The third type of empathy is both a subset and combination of emotional and cognitive empathy and is called compassionate empathy. Compassionate empathy is what results from evaluating someone’s situation or experience cognitively and through our rational lens, then associating how that experience or situation would make us feel, assuming we have similar experiences from which to draw. If we have not had similar experiences, it is our responsibility as leaders to gather as much information as possible from our athletes to learn about their experiences, while simultaneously keeping the rider’s reigns of reason close. Psychologist Mark Berg says compassionate empathy is “built on the skill of sharing honestly with another person,” and “allows behaviors that allow profound feelings of connection to another person, without danger to one’s own emotional balance because the compassion applies to oneself and others.” This is a remarkable description when associated with an experience in mind of similar experiences. Connecting with someone emotionally who you may not share a common experience with is difficult and effortful, but ultimately builds bi-directional trust between you and your athlete(s). The effort made by the coach will demonstrate trust and respect for the athlete while simultaneously earning trust and respect from the athlete and this deeper, more symbiotic relationship is the foundation of empathetic leadership.

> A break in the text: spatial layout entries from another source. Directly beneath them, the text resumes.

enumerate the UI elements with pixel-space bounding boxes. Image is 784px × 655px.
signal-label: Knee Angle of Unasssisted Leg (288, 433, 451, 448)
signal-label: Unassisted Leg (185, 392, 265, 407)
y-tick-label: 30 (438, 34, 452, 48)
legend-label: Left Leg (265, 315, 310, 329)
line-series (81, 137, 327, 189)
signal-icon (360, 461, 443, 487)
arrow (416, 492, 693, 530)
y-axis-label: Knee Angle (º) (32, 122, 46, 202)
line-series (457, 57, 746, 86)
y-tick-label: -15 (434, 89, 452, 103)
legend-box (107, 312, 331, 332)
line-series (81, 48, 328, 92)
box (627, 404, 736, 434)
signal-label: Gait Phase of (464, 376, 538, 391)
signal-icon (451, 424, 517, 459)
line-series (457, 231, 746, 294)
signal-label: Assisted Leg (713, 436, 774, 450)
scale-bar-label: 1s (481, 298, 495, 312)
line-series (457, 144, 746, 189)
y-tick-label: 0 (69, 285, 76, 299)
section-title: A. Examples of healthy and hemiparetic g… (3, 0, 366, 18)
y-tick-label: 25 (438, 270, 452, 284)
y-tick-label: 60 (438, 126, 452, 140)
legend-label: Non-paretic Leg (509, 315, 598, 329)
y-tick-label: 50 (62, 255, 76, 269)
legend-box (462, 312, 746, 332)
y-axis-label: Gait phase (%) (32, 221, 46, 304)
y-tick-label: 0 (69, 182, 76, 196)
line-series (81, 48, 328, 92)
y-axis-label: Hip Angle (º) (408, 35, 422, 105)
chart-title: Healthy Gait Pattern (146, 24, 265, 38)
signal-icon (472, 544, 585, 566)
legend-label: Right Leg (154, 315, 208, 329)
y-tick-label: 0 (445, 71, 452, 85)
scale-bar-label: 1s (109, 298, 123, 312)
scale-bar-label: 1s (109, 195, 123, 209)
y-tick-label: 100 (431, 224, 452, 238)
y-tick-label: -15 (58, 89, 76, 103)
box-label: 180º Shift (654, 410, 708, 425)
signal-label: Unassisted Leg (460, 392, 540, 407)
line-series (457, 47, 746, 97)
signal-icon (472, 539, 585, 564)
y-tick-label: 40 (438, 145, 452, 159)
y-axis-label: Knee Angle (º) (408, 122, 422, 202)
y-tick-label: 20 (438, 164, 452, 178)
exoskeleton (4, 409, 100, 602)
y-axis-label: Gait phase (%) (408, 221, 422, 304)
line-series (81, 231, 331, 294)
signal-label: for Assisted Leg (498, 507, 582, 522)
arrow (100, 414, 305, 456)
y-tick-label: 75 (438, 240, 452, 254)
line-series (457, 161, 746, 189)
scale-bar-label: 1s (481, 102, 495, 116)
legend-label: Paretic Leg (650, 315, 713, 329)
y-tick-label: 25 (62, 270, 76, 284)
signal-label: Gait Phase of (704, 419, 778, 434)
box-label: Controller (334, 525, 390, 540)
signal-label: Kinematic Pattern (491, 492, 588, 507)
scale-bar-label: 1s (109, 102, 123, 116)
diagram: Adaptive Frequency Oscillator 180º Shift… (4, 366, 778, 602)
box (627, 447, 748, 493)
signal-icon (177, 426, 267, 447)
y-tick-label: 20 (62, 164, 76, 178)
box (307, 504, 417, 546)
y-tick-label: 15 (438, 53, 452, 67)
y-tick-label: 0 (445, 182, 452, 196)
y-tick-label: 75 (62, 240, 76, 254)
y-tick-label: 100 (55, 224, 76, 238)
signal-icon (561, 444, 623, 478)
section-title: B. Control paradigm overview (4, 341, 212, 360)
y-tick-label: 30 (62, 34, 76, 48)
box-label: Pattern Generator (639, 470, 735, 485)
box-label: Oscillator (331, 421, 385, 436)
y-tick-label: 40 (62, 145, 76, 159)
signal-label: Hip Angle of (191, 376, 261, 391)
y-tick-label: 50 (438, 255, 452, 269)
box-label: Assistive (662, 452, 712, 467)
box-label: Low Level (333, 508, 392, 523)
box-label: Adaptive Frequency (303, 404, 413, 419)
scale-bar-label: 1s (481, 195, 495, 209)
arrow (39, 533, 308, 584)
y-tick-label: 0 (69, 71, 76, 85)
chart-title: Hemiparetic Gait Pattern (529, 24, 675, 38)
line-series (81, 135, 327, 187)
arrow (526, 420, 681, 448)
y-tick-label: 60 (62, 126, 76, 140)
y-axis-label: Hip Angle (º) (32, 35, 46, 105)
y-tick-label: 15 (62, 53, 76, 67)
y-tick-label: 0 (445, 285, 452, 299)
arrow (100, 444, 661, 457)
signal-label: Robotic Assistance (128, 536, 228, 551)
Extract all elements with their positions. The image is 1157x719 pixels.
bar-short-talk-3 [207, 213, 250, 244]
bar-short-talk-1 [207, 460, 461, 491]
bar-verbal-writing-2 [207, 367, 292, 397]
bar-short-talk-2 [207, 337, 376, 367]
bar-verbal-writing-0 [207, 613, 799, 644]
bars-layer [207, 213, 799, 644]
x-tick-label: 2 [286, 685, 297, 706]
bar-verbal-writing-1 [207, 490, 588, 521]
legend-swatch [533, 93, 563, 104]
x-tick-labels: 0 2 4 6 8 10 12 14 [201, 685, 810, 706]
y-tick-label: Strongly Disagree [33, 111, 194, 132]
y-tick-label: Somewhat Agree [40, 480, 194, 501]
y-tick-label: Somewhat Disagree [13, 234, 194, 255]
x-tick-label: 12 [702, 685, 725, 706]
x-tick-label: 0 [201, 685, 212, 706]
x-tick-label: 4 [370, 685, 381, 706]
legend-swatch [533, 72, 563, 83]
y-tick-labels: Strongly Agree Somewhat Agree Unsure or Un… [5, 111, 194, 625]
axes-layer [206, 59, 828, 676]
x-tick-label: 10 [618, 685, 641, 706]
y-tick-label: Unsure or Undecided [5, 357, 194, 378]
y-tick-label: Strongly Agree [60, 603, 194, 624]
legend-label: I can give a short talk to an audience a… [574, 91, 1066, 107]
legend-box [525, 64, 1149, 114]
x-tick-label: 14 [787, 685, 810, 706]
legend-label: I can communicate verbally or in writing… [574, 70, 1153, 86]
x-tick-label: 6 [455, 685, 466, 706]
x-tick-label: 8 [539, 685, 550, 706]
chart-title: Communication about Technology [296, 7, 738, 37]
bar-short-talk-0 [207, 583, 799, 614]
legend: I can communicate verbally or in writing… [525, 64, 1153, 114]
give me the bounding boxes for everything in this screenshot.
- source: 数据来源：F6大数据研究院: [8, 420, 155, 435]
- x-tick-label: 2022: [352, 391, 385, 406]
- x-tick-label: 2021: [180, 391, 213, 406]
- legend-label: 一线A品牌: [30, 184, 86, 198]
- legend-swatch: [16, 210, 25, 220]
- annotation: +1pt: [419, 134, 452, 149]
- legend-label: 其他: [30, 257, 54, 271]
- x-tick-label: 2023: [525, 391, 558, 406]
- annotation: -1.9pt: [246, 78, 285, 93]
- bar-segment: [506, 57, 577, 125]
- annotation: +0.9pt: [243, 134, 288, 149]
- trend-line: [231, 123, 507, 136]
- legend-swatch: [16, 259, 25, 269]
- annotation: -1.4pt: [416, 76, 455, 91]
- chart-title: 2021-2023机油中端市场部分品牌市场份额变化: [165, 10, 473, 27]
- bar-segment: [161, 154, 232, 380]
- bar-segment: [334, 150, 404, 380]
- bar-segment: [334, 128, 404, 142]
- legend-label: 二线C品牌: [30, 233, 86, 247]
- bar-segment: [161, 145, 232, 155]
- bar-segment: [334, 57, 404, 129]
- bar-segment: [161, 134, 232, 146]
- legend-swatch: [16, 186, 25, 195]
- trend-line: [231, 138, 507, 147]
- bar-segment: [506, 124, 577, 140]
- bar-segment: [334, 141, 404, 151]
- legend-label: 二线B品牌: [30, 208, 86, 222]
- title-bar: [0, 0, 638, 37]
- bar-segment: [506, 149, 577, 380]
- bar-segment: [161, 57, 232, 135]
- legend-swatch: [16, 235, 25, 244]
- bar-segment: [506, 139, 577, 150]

Each form of empathy is important when developing greater emotional intelligence, both as a coach and as a human being. Understanding all three and how to access them in a coaching context can be powerful tools in coaches’ ability to build stronger and more sustainable relationships with their athletes, while helping them develop more effective stress-management skills. Honesty underpins trust and trust underpins relationships so if we as coaches are more honest with ourselves, we can be more honest with our athletes and as a result they will be more honest with us and this intersection of honesty, reason, and emotion makes us more effective leaders.